Virtual nursing tied to 72% drop in ED readmissions: 9-hospital study
Virtual nursing for hospital discharge was associated with sharply lower 30-day emergency department readmissions across nine hospitals in a major Southeastern U.S. health system, according to a study published in npj Digital Medicine.
Researchers at the University of North Carolina at Chapel Hill compared 4,662 discharges handled by remotely located virtual nurses with 4,662 traditional in-person discharges, matched on patient and hospital characteristics. Patients discharged through virtual nursing returned to the ED within 30 days at a rate of 3.7%, versus 13.3% for in-person discharge — a 72% relative reduction, or a risk ratio of 0.28. That works out to roughly 1 readmission in 27 virtual-nursing patients, compared with 1 in 8 receiving standard discharge.
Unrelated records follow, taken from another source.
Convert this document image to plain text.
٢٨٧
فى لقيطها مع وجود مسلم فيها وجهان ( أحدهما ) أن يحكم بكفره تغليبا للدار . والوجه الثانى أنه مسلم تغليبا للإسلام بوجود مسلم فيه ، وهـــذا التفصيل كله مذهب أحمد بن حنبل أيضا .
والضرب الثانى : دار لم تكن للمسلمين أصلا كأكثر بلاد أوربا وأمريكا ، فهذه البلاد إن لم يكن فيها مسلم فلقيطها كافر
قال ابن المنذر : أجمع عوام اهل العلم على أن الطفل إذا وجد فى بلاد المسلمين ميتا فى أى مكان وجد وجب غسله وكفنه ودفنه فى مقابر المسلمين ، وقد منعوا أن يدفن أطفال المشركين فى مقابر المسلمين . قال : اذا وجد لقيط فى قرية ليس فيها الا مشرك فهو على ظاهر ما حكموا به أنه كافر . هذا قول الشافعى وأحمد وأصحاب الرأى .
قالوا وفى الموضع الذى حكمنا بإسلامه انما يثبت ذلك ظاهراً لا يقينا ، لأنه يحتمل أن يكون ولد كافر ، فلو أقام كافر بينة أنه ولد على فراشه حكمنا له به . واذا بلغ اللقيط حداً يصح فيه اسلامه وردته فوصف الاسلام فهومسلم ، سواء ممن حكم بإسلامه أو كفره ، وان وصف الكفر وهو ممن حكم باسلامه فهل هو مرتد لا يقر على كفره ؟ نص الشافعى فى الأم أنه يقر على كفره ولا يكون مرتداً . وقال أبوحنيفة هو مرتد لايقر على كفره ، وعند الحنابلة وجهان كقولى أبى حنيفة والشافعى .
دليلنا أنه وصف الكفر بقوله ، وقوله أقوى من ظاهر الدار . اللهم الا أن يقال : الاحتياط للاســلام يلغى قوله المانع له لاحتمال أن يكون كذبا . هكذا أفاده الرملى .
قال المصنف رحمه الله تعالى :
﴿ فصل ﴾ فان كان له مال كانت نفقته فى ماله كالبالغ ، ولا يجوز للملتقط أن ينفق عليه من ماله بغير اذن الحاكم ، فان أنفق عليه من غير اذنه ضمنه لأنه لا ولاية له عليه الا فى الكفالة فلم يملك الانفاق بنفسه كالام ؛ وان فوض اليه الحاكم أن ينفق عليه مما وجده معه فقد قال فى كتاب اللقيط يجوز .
The effect held in both settings, with the gap widest in rural hospitals: 3.1% versus 17.9% rural, and 4.1% versus 10.7% urban.
Virtual nurses delivered structured, uninterrupted discharge education — medication reconciliation, teach-back, and care-plan review — from an off-site center operating 7 a.m. to 7 p.m., seven days a week. The health system rolled out the model across the nine hospitals between 2022 and 2024.
The study was retrospective and observational, so it shows association rather than causation; the authors flagged possible residual confounding and a single-system scope, and called for randomized trials and cost-effectiveness research.
For hospital leaders weighing virtual nursing amid persistent staffing shortages, the findings offer some of the first multisite, patient-outcome evidence that the model can streamline discharge without compromising short-term safety.